La inmensa manifestación popular ocurrida este domingo en Brasil contra la presidenta Dilma Rousseff sorprendió no sólo a los gobiernos latinoamericanos y en especial a los de Unasur, sino que puso al desnudo ante el mundo que el poderoso gigante brasileño tiene pies de barro, y que los pregonados sueños de grandeza anunciados por el demagogo Lula Da Silva terminaron siendo sólo eso: simples y destartalados sueños de un anciano ciego y embriagado por los espejismos de sus “éxitos”.
Su sucesora, con más sentido de la realidad que su maestro, trató de enderezar las cargas pero el mal ya estaba hecho. Rousseff, noblemente, hizo notar que “la ausencia de incidentes en las protestas son una inequívoca prueba de que Brasil es un país democrático que, a diferencia de otros, convive pacíficamente con manifestaciones”. Un mensaje directo a Maduro y sus militares.
Luego de sembrar entre sus seguidores que Brasil era una potencia, que el mundo desarrollado subestimaba y que el subcontinente suramericano le quedaba estrecho para el destino de grandeza que la historia le tenía reservado a Brasil, el señor Lula Da Silva hizo y deshizo dentro de su real gana sin darse cuenta de que, por muy rico y poderoso que sea un país siempre corre el riesgo de sobrepasar sus posibilidades y caer en el abismo de una crisis inesperada.

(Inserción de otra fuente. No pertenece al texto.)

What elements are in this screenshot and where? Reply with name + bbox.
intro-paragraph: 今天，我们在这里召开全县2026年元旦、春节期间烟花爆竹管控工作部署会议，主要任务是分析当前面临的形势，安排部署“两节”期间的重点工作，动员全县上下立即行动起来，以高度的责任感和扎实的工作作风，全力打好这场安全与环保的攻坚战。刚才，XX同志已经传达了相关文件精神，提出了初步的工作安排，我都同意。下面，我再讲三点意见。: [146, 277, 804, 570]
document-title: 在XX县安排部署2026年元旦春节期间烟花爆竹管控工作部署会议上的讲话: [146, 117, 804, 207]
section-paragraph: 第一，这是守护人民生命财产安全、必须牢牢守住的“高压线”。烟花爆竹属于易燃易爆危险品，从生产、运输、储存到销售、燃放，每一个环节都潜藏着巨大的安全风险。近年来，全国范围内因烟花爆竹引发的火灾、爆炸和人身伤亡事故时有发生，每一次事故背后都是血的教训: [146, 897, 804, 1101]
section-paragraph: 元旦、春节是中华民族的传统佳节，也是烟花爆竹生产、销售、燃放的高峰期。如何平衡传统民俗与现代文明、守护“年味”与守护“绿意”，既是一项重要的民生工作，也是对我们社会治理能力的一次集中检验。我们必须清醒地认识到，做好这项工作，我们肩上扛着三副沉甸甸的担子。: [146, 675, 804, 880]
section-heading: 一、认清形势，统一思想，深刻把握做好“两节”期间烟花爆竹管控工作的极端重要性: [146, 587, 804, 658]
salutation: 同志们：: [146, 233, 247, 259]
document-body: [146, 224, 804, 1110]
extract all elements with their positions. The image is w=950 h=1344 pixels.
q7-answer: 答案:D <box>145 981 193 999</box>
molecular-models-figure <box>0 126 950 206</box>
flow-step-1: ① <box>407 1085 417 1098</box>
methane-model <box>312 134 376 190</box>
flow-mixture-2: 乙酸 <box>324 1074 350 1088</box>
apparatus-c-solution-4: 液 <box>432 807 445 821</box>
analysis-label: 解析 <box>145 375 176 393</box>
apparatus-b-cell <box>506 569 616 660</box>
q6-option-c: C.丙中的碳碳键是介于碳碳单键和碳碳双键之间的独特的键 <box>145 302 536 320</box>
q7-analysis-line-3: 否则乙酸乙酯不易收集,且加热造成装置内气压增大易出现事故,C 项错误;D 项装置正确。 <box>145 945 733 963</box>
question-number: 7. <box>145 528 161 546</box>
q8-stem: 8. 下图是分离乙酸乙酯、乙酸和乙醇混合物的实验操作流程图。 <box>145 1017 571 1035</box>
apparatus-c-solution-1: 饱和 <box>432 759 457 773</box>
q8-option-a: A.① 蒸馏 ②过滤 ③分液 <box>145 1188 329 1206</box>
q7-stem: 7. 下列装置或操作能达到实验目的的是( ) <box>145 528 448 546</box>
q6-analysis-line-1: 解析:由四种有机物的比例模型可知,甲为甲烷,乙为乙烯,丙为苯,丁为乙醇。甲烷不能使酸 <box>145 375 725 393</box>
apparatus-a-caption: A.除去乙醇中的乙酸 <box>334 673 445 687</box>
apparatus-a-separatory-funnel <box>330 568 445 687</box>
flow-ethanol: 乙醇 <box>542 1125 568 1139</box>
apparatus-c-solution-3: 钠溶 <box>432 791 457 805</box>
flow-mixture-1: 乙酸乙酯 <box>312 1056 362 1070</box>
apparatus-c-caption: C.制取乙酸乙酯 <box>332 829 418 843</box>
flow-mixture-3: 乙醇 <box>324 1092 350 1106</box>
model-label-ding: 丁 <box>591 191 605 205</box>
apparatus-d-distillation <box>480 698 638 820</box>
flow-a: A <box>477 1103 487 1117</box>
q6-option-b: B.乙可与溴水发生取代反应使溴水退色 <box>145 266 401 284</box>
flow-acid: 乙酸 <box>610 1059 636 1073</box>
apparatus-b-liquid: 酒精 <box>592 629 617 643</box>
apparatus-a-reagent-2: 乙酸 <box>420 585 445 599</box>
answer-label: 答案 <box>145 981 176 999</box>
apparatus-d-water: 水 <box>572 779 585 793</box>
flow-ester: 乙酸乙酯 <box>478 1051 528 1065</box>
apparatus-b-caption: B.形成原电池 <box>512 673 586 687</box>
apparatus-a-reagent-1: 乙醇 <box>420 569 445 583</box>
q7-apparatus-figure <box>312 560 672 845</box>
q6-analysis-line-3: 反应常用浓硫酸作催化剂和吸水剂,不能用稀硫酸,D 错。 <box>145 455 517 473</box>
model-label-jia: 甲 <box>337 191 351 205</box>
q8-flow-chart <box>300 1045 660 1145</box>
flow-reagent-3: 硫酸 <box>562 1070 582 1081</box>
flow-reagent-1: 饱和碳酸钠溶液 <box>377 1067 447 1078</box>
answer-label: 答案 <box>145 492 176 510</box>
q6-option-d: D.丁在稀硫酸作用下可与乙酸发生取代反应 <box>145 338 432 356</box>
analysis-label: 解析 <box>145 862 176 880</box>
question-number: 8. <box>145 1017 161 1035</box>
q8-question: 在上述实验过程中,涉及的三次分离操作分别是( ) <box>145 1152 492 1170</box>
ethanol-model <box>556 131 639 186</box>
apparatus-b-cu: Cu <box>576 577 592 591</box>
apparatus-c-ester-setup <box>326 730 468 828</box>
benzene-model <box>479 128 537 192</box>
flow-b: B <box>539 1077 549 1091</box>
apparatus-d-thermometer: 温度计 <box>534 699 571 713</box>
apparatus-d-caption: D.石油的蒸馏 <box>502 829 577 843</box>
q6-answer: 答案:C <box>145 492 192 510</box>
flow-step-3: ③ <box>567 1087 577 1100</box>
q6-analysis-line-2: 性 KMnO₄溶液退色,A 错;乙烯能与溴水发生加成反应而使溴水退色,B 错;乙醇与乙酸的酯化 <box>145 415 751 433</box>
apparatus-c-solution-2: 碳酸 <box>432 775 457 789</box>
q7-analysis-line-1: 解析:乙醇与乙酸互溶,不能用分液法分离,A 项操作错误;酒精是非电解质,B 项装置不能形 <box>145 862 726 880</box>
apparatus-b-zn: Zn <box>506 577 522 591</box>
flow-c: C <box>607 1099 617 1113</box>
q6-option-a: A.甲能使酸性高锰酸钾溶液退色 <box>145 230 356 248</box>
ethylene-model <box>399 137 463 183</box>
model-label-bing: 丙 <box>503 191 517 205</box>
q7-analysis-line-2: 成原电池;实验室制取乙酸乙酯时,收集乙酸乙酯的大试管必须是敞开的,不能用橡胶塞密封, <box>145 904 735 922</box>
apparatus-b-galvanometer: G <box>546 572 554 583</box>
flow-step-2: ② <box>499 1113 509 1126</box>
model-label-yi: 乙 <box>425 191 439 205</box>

Los observadores internacionales quedaron boquiabiertos con la manifestación de este domingo en Brasil, sorprendidos no tanto por la movilización en sí misma y por la manera coordinada y pacífica como se llevó a cabo, sino por el millón y algo más de manifestantes que expresaban su malestar con una fuerza y una rabia inesperadas. Era como si de repente los brasileños hubieran descubierto que buena parte de la riqueza que Lula había anunciado para todos se estaba convirtiendo lentamente en una escenografía de cartón piedra.
Una gran decepción popular y de la clase media recorrió el país cuando entendieron que el Brasil que le habían prometido no iba a llegar tan rápido.
Los grandes planes para el campeonato mundial de fútbol y las olimpíadas eran parte del show y una muestra de como el gran prestidigitador Lula podía sacar cualquier cosa de su sombrero de copa. Pero la magia duró poco, el engaño se derrumbó y miles de millones de dólares pasaron de mano desde las grandes obras públicas a grupos de políticos innobles y raquíticos de ética, que se enriquecieron para que Lula tuviera mayoría en el Congreso y mandara a placer y conveniencia.
Ahora le toca a Dilma Rousseff recoger los vidrios, tratar de esconderlos debajo de la alfombra y enderezar el rumbo de una economía tambaleante. Destino trágico el de esta mujer que, alentada por la lealtad al expresidente Lula, ahora sufre las andanadas de sus enemigos y, lo que es peor, de su propio pueblo al cual le debe no sólo explicaciones sino duros castigos para aquellos que desde el Partido de los Trabajadores no pensaron en Brasil, ni en los pobres ni en la clase media, sino en sus sucios bolsillos.